Since retry logic depends heavily on Iceberg’s behavior and table conflict frequency, design this part carefully.
Chunking strategy
This implementation splits CSV before converting to Parquet, but splitting after conversion could be more optimal depending on the dataset.
Conclusion
In this article, we built a parallel data pipeline using AWS Lambda, SQS, DuckDB, and PyIceberg.
Although ETL in AWS is commonly done with Glue or EMR, their cost may not be suitable for all workloads.

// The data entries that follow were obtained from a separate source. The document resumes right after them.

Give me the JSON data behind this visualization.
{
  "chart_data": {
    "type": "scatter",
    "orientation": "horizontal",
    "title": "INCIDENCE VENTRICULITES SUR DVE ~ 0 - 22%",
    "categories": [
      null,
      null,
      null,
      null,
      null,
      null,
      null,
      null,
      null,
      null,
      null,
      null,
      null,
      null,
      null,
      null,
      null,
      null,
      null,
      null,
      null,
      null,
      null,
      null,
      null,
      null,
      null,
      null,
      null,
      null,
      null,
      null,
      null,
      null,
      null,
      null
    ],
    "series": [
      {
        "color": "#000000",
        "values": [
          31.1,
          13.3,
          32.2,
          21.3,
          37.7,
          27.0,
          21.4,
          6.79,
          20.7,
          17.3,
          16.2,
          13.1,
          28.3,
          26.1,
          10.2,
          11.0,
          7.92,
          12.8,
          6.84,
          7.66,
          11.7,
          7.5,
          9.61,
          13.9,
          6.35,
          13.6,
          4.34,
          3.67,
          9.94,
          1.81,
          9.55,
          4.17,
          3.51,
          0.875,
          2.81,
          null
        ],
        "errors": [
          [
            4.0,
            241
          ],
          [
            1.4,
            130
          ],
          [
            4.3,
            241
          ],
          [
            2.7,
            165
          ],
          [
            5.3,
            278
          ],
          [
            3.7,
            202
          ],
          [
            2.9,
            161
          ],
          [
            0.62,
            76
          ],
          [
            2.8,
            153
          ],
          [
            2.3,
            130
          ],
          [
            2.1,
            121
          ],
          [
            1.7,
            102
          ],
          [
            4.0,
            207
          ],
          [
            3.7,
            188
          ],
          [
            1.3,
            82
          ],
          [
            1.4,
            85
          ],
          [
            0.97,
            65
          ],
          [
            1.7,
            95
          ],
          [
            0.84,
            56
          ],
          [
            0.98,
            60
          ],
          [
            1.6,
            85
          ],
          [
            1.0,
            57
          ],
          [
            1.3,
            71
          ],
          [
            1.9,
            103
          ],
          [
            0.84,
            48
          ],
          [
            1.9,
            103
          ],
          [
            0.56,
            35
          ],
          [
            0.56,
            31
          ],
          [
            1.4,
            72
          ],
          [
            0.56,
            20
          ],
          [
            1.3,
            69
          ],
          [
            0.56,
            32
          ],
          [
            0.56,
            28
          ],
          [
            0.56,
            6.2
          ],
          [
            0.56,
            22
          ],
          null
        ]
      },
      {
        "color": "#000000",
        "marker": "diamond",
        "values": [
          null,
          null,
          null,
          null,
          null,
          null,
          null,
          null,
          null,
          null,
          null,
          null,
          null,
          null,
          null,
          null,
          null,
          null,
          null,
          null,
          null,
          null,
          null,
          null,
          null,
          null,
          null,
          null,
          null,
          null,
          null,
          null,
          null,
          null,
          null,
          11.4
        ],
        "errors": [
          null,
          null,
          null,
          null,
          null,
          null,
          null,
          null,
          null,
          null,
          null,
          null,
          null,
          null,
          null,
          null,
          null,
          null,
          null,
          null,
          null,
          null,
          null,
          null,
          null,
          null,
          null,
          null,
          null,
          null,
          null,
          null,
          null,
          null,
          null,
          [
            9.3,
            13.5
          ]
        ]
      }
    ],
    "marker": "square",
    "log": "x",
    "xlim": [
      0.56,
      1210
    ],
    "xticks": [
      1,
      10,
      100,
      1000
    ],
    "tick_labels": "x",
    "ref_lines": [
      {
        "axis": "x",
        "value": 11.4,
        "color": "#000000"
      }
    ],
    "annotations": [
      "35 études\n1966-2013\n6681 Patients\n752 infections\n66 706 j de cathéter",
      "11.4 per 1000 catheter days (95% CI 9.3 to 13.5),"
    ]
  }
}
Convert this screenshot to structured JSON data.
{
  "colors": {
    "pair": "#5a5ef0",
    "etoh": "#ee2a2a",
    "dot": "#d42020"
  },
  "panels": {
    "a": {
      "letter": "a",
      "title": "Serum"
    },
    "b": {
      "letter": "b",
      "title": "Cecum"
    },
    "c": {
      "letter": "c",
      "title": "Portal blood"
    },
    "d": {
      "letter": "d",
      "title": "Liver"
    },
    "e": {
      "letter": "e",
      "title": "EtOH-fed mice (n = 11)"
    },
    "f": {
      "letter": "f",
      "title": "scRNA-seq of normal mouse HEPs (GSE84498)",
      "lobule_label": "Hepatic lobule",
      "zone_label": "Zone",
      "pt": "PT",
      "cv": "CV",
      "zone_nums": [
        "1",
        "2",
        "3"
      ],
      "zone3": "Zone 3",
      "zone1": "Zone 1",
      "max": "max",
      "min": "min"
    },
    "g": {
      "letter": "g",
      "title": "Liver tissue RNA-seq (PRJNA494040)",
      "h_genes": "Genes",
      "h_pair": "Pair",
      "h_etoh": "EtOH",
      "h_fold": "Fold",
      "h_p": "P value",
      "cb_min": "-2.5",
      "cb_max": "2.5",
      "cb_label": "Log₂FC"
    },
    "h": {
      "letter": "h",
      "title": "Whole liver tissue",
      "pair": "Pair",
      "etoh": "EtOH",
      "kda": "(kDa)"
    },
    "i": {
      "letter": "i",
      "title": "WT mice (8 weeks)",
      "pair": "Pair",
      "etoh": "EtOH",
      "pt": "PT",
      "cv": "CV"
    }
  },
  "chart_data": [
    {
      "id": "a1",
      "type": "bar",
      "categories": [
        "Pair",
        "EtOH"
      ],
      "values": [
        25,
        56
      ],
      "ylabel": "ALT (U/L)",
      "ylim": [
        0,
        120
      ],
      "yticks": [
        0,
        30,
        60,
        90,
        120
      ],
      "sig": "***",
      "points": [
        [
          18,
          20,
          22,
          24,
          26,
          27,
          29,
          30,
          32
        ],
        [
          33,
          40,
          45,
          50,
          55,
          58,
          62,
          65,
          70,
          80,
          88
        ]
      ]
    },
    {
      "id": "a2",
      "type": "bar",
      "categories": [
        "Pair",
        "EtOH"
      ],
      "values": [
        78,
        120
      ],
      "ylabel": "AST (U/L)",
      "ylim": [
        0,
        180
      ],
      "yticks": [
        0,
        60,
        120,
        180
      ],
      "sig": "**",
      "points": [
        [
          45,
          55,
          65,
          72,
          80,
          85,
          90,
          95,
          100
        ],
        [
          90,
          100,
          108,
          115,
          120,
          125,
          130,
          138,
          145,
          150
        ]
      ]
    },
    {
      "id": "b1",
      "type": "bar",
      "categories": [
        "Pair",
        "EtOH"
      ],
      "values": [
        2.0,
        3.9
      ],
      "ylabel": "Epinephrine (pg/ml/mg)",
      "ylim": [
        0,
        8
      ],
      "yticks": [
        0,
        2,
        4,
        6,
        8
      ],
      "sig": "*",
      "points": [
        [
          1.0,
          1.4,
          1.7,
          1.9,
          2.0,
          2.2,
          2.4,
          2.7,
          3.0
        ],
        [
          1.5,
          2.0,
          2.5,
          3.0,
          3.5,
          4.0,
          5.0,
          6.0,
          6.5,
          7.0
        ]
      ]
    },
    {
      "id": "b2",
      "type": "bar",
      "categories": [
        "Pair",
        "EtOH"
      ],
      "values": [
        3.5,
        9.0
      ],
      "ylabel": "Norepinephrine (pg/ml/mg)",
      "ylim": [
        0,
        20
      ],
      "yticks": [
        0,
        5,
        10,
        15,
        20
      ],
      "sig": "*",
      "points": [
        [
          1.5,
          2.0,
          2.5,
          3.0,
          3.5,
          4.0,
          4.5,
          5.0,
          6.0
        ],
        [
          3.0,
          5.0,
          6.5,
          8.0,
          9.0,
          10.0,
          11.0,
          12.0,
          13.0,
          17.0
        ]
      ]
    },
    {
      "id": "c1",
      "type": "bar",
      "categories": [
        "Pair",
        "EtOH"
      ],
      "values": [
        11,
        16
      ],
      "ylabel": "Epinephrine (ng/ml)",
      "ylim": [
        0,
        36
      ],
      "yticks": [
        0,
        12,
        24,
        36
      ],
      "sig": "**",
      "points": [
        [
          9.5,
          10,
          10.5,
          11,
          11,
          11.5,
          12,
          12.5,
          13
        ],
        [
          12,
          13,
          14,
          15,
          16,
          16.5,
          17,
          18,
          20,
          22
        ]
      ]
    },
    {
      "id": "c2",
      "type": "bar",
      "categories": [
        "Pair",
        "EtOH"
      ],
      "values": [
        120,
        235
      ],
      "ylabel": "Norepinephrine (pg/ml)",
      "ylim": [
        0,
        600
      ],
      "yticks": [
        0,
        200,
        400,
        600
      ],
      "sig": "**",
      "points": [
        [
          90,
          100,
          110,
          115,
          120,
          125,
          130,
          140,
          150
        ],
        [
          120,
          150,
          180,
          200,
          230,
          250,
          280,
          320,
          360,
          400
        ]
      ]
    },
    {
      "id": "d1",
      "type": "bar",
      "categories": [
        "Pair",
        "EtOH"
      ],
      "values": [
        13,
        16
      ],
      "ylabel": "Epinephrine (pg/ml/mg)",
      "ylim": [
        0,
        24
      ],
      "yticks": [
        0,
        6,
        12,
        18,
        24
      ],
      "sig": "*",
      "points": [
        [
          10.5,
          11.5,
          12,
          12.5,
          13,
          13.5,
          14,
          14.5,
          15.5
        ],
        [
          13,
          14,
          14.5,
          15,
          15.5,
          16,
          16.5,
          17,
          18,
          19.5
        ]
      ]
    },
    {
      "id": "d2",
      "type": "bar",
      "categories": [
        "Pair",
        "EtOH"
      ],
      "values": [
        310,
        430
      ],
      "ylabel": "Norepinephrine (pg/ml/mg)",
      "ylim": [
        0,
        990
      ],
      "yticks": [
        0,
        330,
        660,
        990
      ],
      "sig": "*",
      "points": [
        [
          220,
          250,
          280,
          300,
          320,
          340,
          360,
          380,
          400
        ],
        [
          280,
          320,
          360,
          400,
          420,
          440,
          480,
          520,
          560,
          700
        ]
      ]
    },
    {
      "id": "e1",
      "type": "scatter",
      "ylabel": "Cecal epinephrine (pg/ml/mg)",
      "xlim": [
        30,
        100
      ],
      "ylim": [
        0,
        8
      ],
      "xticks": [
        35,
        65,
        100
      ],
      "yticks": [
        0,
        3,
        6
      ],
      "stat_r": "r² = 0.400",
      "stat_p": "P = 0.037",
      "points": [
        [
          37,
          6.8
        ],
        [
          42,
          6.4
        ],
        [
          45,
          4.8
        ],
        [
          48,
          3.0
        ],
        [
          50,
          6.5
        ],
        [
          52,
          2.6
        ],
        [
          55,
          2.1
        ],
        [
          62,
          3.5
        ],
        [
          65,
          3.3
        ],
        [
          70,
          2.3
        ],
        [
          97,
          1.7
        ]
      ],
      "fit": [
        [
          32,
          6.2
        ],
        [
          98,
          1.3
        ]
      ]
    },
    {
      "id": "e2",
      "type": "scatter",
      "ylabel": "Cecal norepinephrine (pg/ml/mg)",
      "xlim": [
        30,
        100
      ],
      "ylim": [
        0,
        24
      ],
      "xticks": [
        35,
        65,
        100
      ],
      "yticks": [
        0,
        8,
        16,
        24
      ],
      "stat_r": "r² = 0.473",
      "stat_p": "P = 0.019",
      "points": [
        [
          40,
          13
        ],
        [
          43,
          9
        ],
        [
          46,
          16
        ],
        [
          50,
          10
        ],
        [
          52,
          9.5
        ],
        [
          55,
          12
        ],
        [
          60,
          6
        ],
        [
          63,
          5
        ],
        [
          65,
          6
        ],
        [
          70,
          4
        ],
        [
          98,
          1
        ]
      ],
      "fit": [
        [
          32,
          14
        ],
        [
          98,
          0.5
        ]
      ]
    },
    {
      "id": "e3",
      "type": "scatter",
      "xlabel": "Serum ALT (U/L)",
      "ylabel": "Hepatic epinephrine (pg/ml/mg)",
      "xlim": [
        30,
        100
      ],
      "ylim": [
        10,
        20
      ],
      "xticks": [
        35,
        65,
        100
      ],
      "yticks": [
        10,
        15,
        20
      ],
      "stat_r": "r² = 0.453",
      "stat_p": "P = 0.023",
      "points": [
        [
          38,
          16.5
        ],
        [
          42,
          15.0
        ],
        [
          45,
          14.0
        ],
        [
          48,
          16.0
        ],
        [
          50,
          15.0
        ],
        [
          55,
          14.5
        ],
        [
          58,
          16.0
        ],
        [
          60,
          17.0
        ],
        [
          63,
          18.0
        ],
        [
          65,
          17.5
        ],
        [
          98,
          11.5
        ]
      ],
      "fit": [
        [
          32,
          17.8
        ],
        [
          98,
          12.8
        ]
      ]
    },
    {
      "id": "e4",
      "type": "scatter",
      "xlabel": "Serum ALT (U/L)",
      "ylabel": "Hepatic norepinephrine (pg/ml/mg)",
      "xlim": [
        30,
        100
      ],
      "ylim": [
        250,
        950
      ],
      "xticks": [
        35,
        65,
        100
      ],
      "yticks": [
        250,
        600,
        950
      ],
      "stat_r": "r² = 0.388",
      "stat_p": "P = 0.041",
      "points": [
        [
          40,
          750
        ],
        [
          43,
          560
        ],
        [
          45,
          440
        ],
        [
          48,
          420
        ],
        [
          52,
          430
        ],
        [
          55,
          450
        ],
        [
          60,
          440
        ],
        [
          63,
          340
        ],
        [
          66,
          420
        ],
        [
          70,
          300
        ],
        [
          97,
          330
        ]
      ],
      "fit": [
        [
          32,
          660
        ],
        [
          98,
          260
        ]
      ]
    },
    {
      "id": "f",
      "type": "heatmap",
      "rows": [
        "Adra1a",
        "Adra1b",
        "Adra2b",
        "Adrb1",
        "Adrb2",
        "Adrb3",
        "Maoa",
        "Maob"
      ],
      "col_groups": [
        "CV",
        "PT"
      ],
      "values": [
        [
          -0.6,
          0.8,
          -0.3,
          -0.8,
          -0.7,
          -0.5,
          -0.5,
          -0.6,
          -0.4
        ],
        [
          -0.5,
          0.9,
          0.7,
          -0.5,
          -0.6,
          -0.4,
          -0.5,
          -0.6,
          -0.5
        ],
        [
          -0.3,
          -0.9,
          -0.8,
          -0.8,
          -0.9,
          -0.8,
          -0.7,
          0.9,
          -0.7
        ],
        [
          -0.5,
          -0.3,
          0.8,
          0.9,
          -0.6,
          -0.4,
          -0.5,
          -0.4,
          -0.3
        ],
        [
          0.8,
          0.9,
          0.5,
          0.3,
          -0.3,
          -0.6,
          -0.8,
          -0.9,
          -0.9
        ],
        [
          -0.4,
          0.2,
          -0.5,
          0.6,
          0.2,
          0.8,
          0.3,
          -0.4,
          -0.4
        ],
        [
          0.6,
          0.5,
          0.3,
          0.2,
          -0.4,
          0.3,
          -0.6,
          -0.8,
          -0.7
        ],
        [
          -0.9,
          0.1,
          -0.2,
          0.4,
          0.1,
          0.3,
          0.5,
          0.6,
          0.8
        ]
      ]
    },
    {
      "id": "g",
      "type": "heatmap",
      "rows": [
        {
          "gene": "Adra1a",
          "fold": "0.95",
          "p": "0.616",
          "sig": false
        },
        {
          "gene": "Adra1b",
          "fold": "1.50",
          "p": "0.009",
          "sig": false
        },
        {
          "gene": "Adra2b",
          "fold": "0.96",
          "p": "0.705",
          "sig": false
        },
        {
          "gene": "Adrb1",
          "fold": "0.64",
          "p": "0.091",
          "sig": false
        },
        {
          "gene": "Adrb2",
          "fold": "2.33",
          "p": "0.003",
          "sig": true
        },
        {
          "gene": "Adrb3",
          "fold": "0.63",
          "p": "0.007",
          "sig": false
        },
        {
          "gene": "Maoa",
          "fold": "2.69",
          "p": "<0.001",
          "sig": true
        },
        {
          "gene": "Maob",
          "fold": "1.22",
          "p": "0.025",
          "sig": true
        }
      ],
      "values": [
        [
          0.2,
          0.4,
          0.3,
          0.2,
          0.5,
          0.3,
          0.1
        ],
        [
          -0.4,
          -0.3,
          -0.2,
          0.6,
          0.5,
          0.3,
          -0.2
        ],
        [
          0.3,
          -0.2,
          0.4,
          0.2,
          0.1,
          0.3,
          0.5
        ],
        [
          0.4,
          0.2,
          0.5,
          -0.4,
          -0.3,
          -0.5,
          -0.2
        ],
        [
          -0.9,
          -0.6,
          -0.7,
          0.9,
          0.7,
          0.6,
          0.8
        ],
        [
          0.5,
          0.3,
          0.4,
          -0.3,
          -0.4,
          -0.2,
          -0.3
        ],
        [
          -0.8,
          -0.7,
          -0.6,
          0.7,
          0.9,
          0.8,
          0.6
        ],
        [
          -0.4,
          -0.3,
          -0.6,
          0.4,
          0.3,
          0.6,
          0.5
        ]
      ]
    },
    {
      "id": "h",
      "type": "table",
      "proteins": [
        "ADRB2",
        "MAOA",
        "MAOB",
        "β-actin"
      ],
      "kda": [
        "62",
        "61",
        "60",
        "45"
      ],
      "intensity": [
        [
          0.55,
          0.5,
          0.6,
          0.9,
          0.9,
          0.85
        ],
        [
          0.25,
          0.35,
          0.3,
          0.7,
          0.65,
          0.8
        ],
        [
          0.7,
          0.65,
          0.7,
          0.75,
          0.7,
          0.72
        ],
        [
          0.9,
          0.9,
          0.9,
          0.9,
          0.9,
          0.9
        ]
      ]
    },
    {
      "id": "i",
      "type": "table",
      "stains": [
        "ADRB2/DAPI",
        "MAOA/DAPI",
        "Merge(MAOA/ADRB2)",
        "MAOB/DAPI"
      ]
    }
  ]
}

Lambda is a cost-efficient option, but it comes with strict memory and execution time limits.
This architecture helps overcome those limitations and enables efficient, scalable, and cost-effective ETL processing on AWS.
However, if you require strict workflow orchestration or more robust error handling, Step Functions or Glue Workflows may be a better fit.
Remember: choose the right tool based on your workload requirements—not just cost.
I hope this article helps you when designing Lambda-based data pipelines!